Welcome to the Breast Cancer Classifier Comparison Web

This web is designed as a complement to my Bachelor's Thesis, where I compare different classifiers to predict the diagnosis of breast cancer and then use eXplainable AI (XAI) to understand the decision made by the classifiers.

Slide to see more info

What is a classifier?

To understand what happens in the thesis and this web, we first have to understand what a classifier is. In machine learning, a is an algorithm that given some input it gategorizes the data into a class based on patterns that it has been trained to recognize.

In this case, we are using classifiers to predict the diagnosis of breast cancer based on the features of the dataset. So it will label the data as benign or malignant.

How Do We Compare Classifiers?

To compare these classifiers, we can use several metrics, but given the nature of the problem we will focus on the ones that help us to minimize the tumors that get predicted as benign when in truth they are malignant, they will get explained over the next sections.

Apart from this, we have confusion matrices which help use see with just four numbers how the classifier is performing. In the next section we will see one.

What is a Confusion Matrix?

Apart from these metrics, we can use a confusion matrix to see at a glance how the classifier is performing. It shows the number of true positives, true negatives, false positives, and false negatives.

What are these metrics?

The metrics are ordered by the importance were given during the study carried out, more information is available in the thesis.

F1 Score: This is the harmonic mean of precision and recall, providing a balance between these two metrics.
Recall (Sensitivity): This is the proportion of actual positive cases (in this case, patients with cancer) that the classifier correctly identified. A high recall means fewer false negatives.
F2 Score: This is a variant of the F1 score that gives more weight to recall. It's useful when false negatives are more concerning than false positives.
Balanced Accuracy: This is the average of recall obtained on each class. It's useful when the data classes are imbalanced.

What features are we using?

The Wisconsin Breast Cancer dataset is composed of features computed from an image of a fine needle aspirate (FNA). These features describe characteristics of the cell nuclei present in the image. Here are the key features:

Radius: Mean of distances from center to points on the perimeter.
Texture: Standard deviation of gray-scale values.
Perimeter
Area
Smoothness: Local variation in radius lengths.
Compactness: Perimeter² / area - 1.0.
Concavity: Severity of concave portions of the contour.
Concave Points: Number of concave portions of the contour.
Symmetry
Fractal Dimension: "Coastline approximation" - 1.

Each of these features is further divided into three parts: the mean, standard error, and the worst (mean of the largest values), resulting in 30 features.

How do we see which features are important?

To see which features are important we will use SHAP, which explains the output of machine learning models. With this we will obtain a bar and a Beeswarm plot to see which features are the most important for the model. These plots will be understood better once it's seen in a real example (comparison or detail).

How do we understand the decision made

Using the SHAP values we mentioned before, we can see how the model made the decision it made. This will show a waterfall plot in which we can see how each feature contributed to the final decision.
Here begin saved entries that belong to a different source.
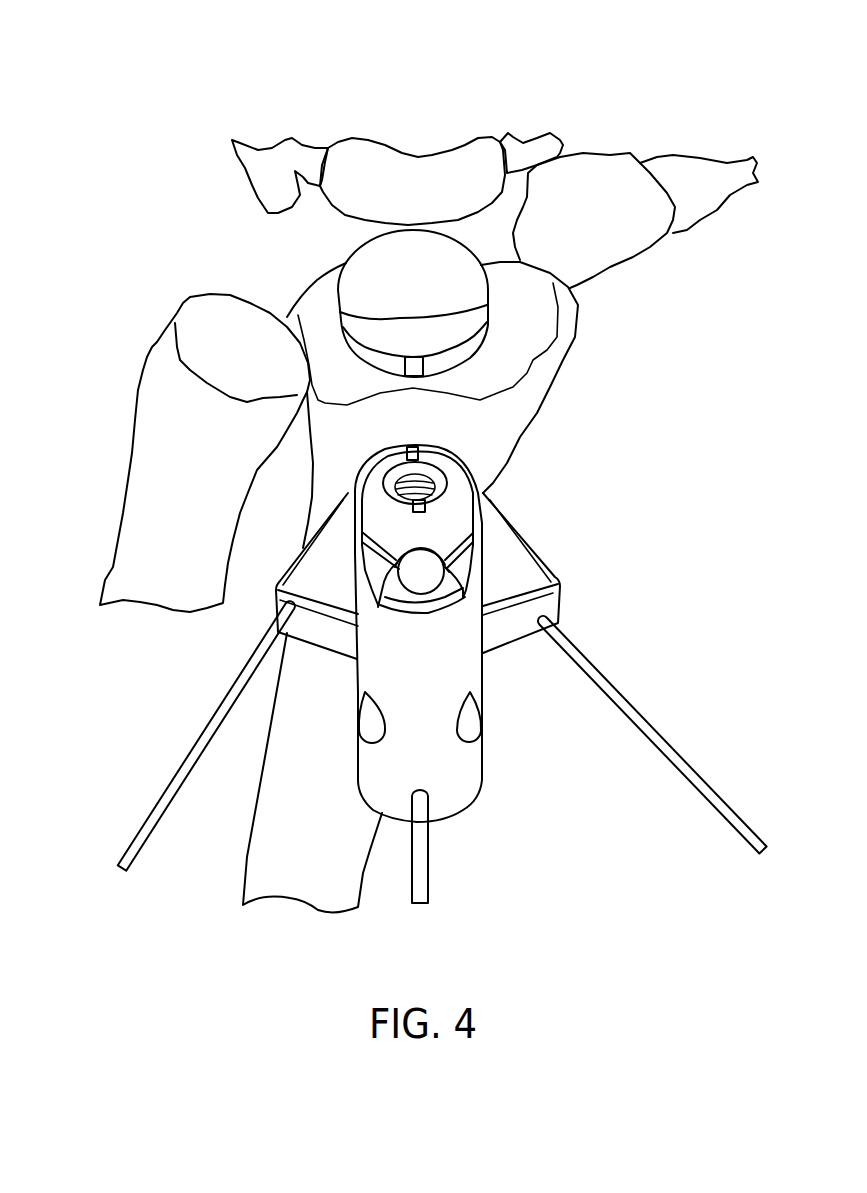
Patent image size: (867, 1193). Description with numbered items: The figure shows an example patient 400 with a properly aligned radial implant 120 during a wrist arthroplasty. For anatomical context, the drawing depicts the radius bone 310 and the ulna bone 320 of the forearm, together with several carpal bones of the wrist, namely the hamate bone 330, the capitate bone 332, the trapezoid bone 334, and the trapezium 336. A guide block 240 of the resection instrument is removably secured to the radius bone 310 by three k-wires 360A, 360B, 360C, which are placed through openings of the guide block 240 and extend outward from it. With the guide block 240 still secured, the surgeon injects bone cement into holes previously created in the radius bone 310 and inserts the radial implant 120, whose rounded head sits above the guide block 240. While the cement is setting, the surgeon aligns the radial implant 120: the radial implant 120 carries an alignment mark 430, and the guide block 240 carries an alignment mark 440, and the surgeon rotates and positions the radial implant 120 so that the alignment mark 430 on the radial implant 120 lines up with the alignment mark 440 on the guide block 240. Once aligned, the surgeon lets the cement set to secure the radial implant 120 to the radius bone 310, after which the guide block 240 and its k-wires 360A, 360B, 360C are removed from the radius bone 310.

The patient 400 is at (176, 84).
The radial implant 120 is at (330, 255).
The guide block 240 is at (557, 567).
The radius bone 310 is at (268, 866).
The ulna bone 320 is at (135, 531).
The hamate bone 330 is at (258, 174).
The capitate bone 332 is at (402, 162).
The trapezoid bone 334 is at (523, 150).
The trapezium 336 is at (642, 245).
The k-wire 360A is at (160, 810).
The k-wire 360B is at (420, 870).
The k-wire 360C is at (698, 787).
The alignment mark 430 is at (436, 368).
The alignment mark 440 is at (427, 505).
This is really interesting because it is what makes the model interpretable and explainable, which is what could help a doctor to make a decision based on what the model is saying.

Important Note

The values shown in this web have been obtained using the Test Set (30% of the dataset), this is important to note because during the thesis we have used the Train Set (70% of the dataset) to train the models and used cross-validation to obtain the metrics to optimize the hyperparameters of the models. We just used the test set at the very end to see how the models performed on unseen data. So expects some differences between the values shown here and the ones in the thesis.